Jego stanowisko w sprawie uchodźców i potrzebujących jest zdecydowane. Encyklikę Laudatio si’ świetnie przyjęli nawet zaangażowani w ochronę środowiska ludzie niewierzący. Sposób, w jaki ukazał się w Watykanie wiernym po raz pierwszy – mówiąc po prostu „dobry wieczór” – pamiętamy wszyscy. To też były proste słowa, które nieco odmieniły naszą wizję papiestwa. Franciszek ma wielką umiejętność zdobywania serc i umysłów ludzi. Gruntowna zmiana jest oczywiście wolna. A jednak następuje. 

Kościelni konserwatyści – także w Polsce – czują jednak pewną podejrzliwość w stosunku do Franciszka. Obawiają się radykalnej zmiany?

Z tym, co mówi papież, wszyscy muszą się konfrontować. Można się z Franciszkiem zgadzać lub nie, ale trudno nie mieć żadnego stanowiska. 

Sposób komunikowania się papieża jest dobrze przemyślany. Ostatni Synod ds. rodziny Franciszek zorganizował w sposób odmienny od dotychczasowych.

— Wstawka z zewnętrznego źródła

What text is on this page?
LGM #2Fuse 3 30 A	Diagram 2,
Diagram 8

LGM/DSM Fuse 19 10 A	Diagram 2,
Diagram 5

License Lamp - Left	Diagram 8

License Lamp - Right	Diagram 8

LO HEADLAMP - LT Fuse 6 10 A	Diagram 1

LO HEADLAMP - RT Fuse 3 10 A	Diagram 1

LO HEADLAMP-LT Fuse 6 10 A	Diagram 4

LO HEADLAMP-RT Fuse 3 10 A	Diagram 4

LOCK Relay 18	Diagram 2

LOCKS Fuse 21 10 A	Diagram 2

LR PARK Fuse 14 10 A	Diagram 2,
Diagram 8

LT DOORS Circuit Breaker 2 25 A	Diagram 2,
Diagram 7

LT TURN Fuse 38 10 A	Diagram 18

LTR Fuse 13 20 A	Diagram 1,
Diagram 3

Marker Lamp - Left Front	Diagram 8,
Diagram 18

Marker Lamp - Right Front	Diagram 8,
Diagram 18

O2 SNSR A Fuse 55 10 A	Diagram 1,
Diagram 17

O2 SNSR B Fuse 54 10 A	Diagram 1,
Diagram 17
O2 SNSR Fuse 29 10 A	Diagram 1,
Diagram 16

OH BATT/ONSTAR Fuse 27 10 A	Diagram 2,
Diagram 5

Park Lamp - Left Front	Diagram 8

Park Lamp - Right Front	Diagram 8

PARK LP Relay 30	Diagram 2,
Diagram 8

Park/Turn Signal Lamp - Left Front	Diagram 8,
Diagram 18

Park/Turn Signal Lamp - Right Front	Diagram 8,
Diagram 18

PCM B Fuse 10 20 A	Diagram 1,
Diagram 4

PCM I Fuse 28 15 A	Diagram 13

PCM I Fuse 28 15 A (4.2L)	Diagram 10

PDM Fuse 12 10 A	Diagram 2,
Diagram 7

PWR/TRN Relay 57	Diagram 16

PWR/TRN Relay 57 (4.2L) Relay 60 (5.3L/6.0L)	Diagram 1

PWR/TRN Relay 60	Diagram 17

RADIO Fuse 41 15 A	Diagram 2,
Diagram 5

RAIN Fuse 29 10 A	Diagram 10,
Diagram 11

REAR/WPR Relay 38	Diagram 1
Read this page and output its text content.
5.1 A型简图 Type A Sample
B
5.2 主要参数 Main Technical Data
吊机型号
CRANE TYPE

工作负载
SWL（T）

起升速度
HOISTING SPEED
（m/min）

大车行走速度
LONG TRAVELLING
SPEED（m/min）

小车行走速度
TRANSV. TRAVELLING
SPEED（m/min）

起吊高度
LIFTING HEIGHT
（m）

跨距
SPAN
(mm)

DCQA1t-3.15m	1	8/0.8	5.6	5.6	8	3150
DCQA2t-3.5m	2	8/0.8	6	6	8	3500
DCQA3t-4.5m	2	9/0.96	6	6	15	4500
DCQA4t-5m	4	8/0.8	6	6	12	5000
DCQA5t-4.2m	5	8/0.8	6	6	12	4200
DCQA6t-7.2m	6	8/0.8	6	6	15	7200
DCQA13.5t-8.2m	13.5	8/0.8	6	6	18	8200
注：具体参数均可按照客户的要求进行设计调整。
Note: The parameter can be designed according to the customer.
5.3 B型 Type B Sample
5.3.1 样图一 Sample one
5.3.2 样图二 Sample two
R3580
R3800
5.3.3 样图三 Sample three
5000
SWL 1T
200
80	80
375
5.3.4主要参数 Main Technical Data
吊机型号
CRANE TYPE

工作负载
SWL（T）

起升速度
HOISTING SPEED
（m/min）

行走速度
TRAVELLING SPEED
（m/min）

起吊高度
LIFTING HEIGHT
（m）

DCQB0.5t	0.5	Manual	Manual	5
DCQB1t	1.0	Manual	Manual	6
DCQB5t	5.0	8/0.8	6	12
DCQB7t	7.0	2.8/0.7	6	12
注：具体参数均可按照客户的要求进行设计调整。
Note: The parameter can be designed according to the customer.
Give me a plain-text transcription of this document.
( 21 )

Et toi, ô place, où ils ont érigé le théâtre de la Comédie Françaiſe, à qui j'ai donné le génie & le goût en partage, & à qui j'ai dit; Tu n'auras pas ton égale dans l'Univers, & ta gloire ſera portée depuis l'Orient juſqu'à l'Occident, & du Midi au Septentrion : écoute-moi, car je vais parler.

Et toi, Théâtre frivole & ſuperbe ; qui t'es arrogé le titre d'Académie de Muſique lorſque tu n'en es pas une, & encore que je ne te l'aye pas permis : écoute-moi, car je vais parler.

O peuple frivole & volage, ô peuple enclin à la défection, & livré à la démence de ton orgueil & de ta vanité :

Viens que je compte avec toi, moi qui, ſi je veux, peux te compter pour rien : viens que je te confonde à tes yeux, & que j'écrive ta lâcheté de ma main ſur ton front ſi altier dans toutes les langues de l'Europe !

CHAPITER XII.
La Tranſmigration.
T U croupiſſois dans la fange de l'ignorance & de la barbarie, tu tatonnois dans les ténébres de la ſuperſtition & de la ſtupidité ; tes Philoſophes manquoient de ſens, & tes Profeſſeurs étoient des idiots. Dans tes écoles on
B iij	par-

Wiedział, że aby usłyszeć nowe, świeże agrumenty, potrzebuje w Kościele innej metodologii. Ta nowa metodologia jest dla Kościoła bardzo zdrowa. Bo jest okazją do zgody, do sprzeciwu – w każdym razie do wyrażenia własnego zdania. 

Kościół ma teraz swoją rolę do odegrania?

Liderzy Kościoła mogą dziś odegrać wielką rolę w zachęcaniu polityków do tego, aby snuli dalekosiężne plany, wizje. Katolicka myśl społeczna ma tu tyle do zaoferowania: ideę solidarności, opieki nad ubogimi, ochronę środowiska. Myślę, że w Kościele jesteśmy wciąż nieco zbyt nieśmiali w egzekwowaniu tych zasad. Nie chodzi o to, aby naciskać na polityków, ale z pokorą proponować swoje rozwiązania, swoją wizję. Chciałbym, aby tym zajmował się Kościół. To właśnie robi Franciszek.

Rozmawiał Marcin Żyła

Ojciec John Dardis jest jezuitą, przewodniczącym Konferencji Prowincjałów Europejskich Towarzystwa Jezusowego. W latach 2004–2010 był prowincjałem tego zakonu w Irlandii.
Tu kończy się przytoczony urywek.